The online occasion was hosted from Dubai by Middle East Ambassador and alumnus, Dr Amin El Kholy MBA, Chief Operating Officer at Modus Capital, who introduced Professor Rothwell and the guest speaker, Professor Angelo Cangelosi, Professor of Machine Learning and Robotics in the School of Engineering.

Addressing the online reception, Professor Dame Nancy Rothwell, President and Vice-President of The University of Manchester said:  

“It is fantastic to be joined by alumni from the Middle East and North Africa and I am delighted to be joined by our Middle East Centre, which was launched in Dubai in 2006 and has enjoyed 15 successful years. It has supported nearly 3,000 students and graduated nearly 2,000 to-date and was awarded the best MBA programme in the inaugural Forbes Higher Education Awards and given a star rating in the inaugural rankings of international universities. So it has embraced the new world we are in and it has continued with hybrid workshops.

“The Middle East and North Africa is a really important region for us and we are seeing increased numbers of applications for students wanting to study from those regions and therefore growing our alumni base and we are very keen to stay connected with you. We are still the most popular university in the UK for undergraduate study and we have students coming from Bahrain, Egypt, Jordan, Kuwait, Oman, Saudi Arabia, and the UAE, and many different countries in this region. We are now the first University in the UK and second in the world for students sponsored by Saudi Aramco for study. 

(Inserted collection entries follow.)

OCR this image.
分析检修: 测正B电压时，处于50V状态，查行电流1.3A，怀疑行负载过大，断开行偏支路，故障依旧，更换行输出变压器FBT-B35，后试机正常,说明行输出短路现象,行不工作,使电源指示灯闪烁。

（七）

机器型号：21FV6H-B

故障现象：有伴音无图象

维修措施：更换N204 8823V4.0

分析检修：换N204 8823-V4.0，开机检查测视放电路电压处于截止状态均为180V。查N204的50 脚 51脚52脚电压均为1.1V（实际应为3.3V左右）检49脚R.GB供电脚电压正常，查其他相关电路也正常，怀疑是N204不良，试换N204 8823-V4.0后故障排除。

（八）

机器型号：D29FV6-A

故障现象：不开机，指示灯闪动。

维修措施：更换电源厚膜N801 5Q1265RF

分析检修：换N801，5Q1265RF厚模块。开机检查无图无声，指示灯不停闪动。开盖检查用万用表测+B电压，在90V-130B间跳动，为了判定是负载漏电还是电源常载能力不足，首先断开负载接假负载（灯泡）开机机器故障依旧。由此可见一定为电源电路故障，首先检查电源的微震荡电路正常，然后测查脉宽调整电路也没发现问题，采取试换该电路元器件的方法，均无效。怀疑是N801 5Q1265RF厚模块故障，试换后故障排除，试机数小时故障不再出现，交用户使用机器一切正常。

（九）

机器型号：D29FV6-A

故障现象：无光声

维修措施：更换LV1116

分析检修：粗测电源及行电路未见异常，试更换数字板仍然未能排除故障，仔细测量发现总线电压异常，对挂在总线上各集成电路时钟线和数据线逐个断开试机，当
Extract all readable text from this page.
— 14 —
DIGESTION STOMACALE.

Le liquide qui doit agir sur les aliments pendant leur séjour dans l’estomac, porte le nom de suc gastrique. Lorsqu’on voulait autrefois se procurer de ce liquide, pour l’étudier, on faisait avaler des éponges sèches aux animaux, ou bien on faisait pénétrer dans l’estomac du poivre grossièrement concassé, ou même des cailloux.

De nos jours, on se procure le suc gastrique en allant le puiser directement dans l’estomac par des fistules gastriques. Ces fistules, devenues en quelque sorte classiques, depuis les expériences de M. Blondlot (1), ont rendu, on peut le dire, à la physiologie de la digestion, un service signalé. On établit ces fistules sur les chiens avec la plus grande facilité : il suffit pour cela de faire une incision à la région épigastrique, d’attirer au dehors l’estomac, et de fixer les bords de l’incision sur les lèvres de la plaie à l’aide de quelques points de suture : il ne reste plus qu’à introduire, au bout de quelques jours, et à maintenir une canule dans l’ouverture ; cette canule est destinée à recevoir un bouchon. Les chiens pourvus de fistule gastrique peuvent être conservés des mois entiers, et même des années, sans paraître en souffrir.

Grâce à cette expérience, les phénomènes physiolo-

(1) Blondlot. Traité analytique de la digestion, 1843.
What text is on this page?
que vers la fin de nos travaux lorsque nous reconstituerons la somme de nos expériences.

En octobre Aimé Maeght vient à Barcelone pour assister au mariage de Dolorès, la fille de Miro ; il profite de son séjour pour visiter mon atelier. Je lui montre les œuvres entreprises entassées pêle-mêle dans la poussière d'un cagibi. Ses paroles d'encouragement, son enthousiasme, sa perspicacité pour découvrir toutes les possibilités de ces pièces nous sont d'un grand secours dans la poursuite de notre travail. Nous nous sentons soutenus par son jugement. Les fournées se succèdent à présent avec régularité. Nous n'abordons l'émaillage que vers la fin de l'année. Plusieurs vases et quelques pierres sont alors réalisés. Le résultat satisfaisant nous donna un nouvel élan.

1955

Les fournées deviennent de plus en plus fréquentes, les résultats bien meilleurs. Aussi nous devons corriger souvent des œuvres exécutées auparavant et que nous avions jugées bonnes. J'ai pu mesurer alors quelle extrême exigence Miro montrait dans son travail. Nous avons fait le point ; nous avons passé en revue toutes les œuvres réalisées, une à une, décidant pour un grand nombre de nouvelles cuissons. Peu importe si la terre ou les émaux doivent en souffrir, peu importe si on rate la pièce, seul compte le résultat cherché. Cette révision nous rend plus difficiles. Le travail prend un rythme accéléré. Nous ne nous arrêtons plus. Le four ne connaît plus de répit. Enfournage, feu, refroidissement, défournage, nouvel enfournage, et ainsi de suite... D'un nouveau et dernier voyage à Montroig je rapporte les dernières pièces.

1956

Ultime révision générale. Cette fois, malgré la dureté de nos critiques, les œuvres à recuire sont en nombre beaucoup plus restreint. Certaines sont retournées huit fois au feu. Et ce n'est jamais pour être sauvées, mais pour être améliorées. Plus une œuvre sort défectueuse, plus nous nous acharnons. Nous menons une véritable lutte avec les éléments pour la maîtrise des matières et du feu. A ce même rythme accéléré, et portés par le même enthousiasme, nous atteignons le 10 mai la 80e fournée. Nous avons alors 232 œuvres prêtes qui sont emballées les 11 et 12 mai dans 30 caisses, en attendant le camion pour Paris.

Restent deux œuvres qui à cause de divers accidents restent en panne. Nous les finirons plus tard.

“We are keen to stay in touch with you and please do contact our alumni office and if you can come and visit us this would be fantastic, obviously. Thanks to you all for joining and let us know what you want to hear more about from the University.”  

Professor Cangelosi presented on Developmental Robotics: From Babies to Robots, and shared the latest developments in AI and machine learning, which offer an opportunity to advance the design of intelligent robots and human-robot interaction systems, for applications in flexible manufacturing, robot companions for older people and in education. The field of Developmental Robotics, part of the wider field of Cognitive Robotics, combines AI with robotics by taking inspiration from psychology (e.g. child psychology) and neuroscience. In his talk, he presented some examples of developmental robotics experiments and videos showing how robots can learn to communicate with people and can develop social skills such as Theory of Mind to improve the design of trustworthy autonomous systems.